Afghanistan violence rises, weakening Karzai government

Taliban attacks are up, making this the worst season since the insurgency began and spurring greater Western troop deployments.

Violence in Afghanistan is increasing, according to recent announcements by senior US and NATO officials. Analysts estimate that this has been the bloodiest spring since the start of the insurgency and that the increasing instability is fueling the call to deploy more troops to the region.

Across the country this week, violence flared. Suicide bombers attacked international soldiers in Kabul today, reports the Associated Press.

The attack targeted two armored SUVs, causing minor damage to the vehicles. None of the soldiers inside the vehicles was wounded or killed, said Lt. Col. David Johnson, a spokesman for the U.S.-led coalition. He did not immediately know the nationalities of the troops.
U.S. troops from a base on the outskirts of Kabul cordoned off the area shortly after the attack.
The blast killed three Afghans and wounded four, said Mohammad Aslam, a police officer at the scene. Small shops line the road, and pedestrians frequently walk alongside the busy route.

On Tuesday at least 24 people were killed in different attacks across the country. The global financial news agency RTT reports that a bomb blast killed eight civilians traveling on a bus in western Afghanistan and a bomb killed three children in Kandahar Province.

...US-led forces in the southern province of Helmand claimed to have killed several militants during an operation in Garmser district on Tuesday.
The U.S.-led coalition also said that "several militants were killed and nine were detained" on Tuesday in an operation targeting "anti-government operations" in the eastern province of Paktia.
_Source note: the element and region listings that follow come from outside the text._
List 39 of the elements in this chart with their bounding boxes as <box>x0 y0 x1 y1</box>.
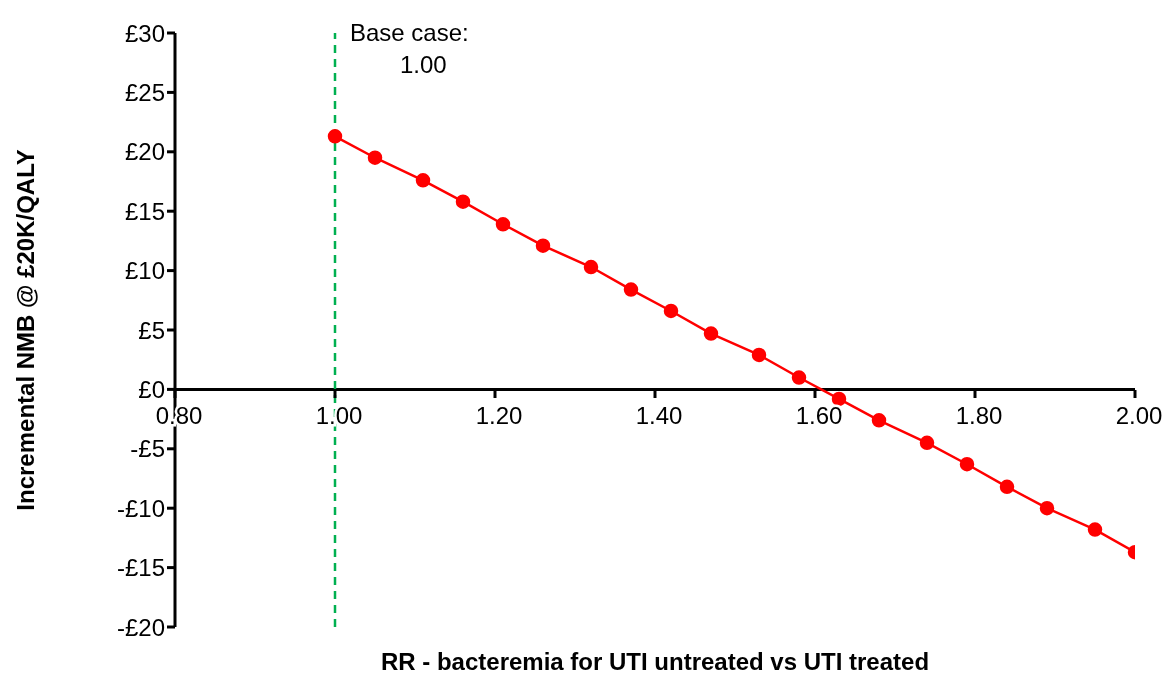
point <box>703 326 719 341</box>
point <box>959 456 975 472</box>
point <box>583 259 599 275</box>
point <box>327 129 343 144</box>
point <box>455 194 471 209</box>
y-tick-label: £30 <box>124 19 165 47</box>
point <box>919 435 935 451</box>
y-tick-label: £25 <box>124 78 165 106</box>
x-tick-label: 1.40 <box>635 402 683 429</box>
point <box>415 173 431 188</box>
point <box>623 282 639 297</box>
point <box>535 238 551 253</box>
y-tick-label: -£15 <box>116 554 165 582</box>
point <box>999 479 1015 495</box>
x-tick-label: 1.20 <box>475 402 523 429</box>
point <box>791 370 807 385</box>
point <box>367 150 383 165</box>
x-tick-label: 2.00 <box>1115 402 1163 429</box>
y-tick-label: £10 <box>124 257 165 285</box>
y-tick-label: £20 <box>124 138 165 166</box>
y-tick-label: £15 <box>124 197 165 225</box>
point <box>1039 500 1055 516</box>
point <box>1087 522 1103 537</box>
ref-line-label: Base case: 1.00 <box>350 19 469 78</box>
y-tick-label: -£5 <box>130 435 165 463</box>
x-axis-title: RR - bacteremia for UTI untreated vs UTI treated <box>379 648 931 676</box>
y-tick-label: £0 <box>138 375 165 403</box>
point <box>663 303 679 319</box>
point <box>871 413 887 428</box>
x-tick-label: 1.80 <box>955 402 1003 429</box>
point <box>831 391 847 407</box>
y-tick-label: £5 <box>138 316 165 344</box>
point <box>495 217 511 232</box>
y-tick-label: -£20 <box>116 613 165 641</box>
y-axis-title: Incremental NMB @ £20K/QALY <box>11 149 39 511</box>
x-tick-label: 1.00 <box>315 402 363 429</box>
x-tick-label: 1.60 <box>795 402 843 429</box>
point <box>751 347 767 363</box>
y-tick-label: -£10 <box>116 494 165 522</box>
More than 1,200 people have been killed this year, the Associated Press estimates. NATO officials claim that the surge in violence is related in part to the recent peace deals between the Pakistani government and the rebels in that country, which allow for a haven for Taliban fighters who cross the border to launch attacks in Afghanistan.
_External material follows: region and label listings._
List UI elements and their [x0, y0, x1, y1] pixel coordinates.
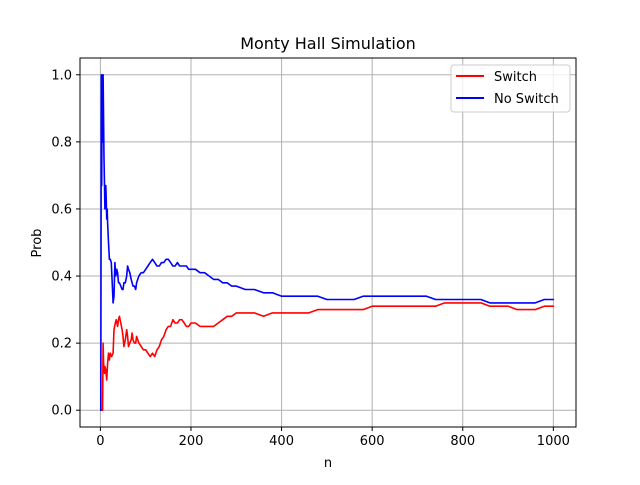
- x-tick-label: 600: [360, 434, 385, 449]
- series-line-no-switch: [100, 74, 555, 412]
- x-axis-label: n: [324, 456, 332, 471]
- legend-label-no-switch: No Switch: [494, 92, 559, 107]
- y-tick-label: 0.2: [51, 337, 72, 352]
- y-axis-label: Prob: [30, 229, 45, 258]
- y-axis-ticks: 0.0 0.2 0.4 0.6 0.8 1.0: [51, 68, 80, 419]
- series-lines: [100, 74, 555, 412]
- y-tick-label: 0.4: [51, 270, 72, 285]
- y-tick-label: 0.6: [51, 202, 72, 217]
- x-tick-label: 200: [179, 434, 204, 449]
- x-tick-label: 0: [96, 434, 104, 449]
- plot-frame: [79, 57, 577, 428]
- x-axis-ticks: 0 200 400 600 800 1000: [96, 427, 570, 449]
- x-tick-label: 800: [450, 434, 475, 449]
- legend: Switch No Switch: [450, 64, 571, 113]
- chart-title: Monty Hall Simulation: [240, 34, 416, 53]
- y-tick-label: 1.0: [51, 68, 72, 83]
- grid: [80, 58, 576, 427]
- y-tick-label: 0.0: [51, 404, 72, 419]
- x-tick-label: 400: [269, 434, 294, 449]
- series-line-switch: [100, 302, 555, 412]
- legend-label-switch: Switch: [494, 70, 537, 85]
- y-tick-label: 0.8: [51, 135, 72, 150]
- x-tick-label: 1000: [537, 434, 570, 449]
NATO spokesman Mark Laity said militant violence in Afghanistan seems to be getting worse as Pakistan pursues peace with militants in an effort to end a wave of bombings that have killed hundreds of Pakistanis in recent years.
"We understand their desire to come to peace agreements with militants, but there is no real solution if trouble on one side of the (border) is merely transferred to the other side," he said.

Even before the recent settlements, The Christian Science Monitor reported in April that violence had spiked across the country, suggesting that additional factors are contributing to the increase.
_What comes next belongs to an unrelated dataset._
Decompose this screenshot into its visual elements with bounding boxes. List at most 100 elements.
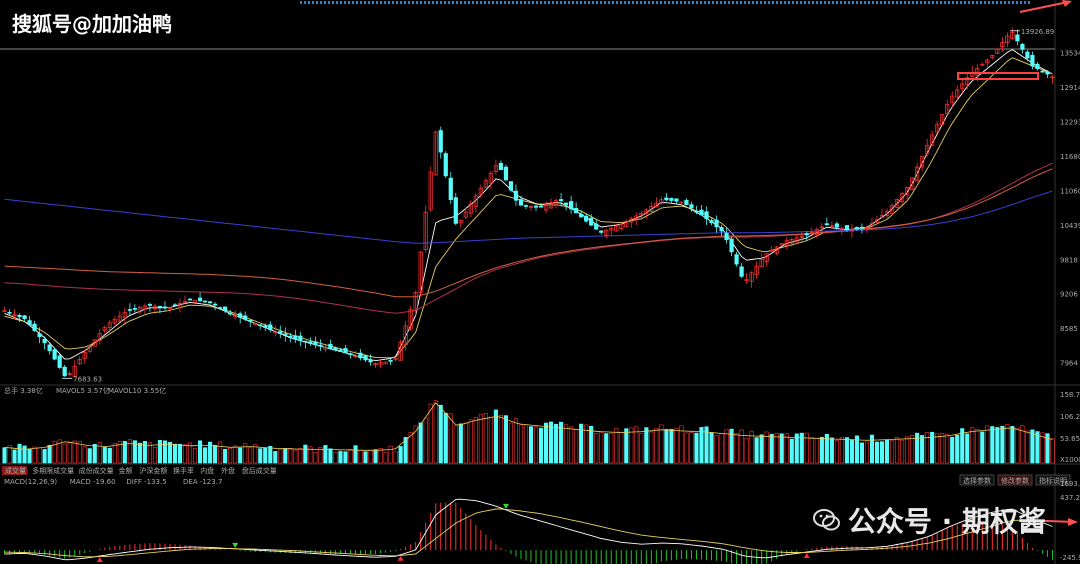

In some northern provinces, the Taliban issue "night letters," documents posted to villagers' doors at night threatening them if they support the government or Coalition forces, locals report. The tactic has been highly successful in intimidating residents in the south and quelling support for the international presence.
But analysts say the insurgency is spread not by fear alone: A weak central government and the country's declining socioeconomic situation also bolster militants' efforts. "The population of Afghanistan is becoming disillusioned with the government," Halim Kousary, an analyst with Center for Conflict and Peace Studies, a Kabul-based think tank. "People in the north believe there hasn't been enough reconstruction."

The Long War Journal, an Internet journal covering the "Global War on Terror," suggests:

[The] attacks by the Taliban and "Anti-Government Elements" ... have increased over the past several weeks as the poppy harvest season has ended. The Taliban now has a pool of unemployed harvesters to serve as recruits.

US Chairman of the Joint Chiefs of Staff Adm. Michael Mullen, who echoed NATO's assessment of rising violence levels in a testimony to Congress on Tuesday, says that the US will respond by increasing troop strength, the Associated Press reported.

Mullen said the U.S. is deploying more troops to Afghanistan and encouraging local forces to do the same to contend with a growing insurgency, increased attacks and a burgeoning drug trade.
"In short, a stable Iraq and Afghanistan that are long-term partners and share our commitment to peace will be critical to achieving regional stability and security," he said.

The increased coalition presence might have to deal with an insurgency that is evolving tactically, writes The Daily Telegraph. The British paper reports that the Taliban is turning toward "Iraq-style tactics" – attacking soft targets and acting as a de facto authority in areas of weak central governance – to take the districts surrounding Kabul.

Taliban tactics have shifted sharply away from frontal attacks on Nato forces in the first four months of the year. However, the overall level of violence has risen and roadside bombings are up by 34 per cent overall. At the same time, there have been reports of Taliban fighters moving into several rural districts north and east of Kabul, the capital.
The strategy seeks to exploit local grievances and disillusionment with the Afghan government in rural areas.

The paper reports that the Taliban is seen by many in the districts surrounding the capital as a "credible alternative to the weak US-backed government."

...according to [a] local MP, who stays mostly in Kabul these days, the population has lost faith in the government.
"President [Hamid] Karzai got 40,000 votes from Kapisa Province, but now he wouldn't get five," said Abdul Hadi Safi.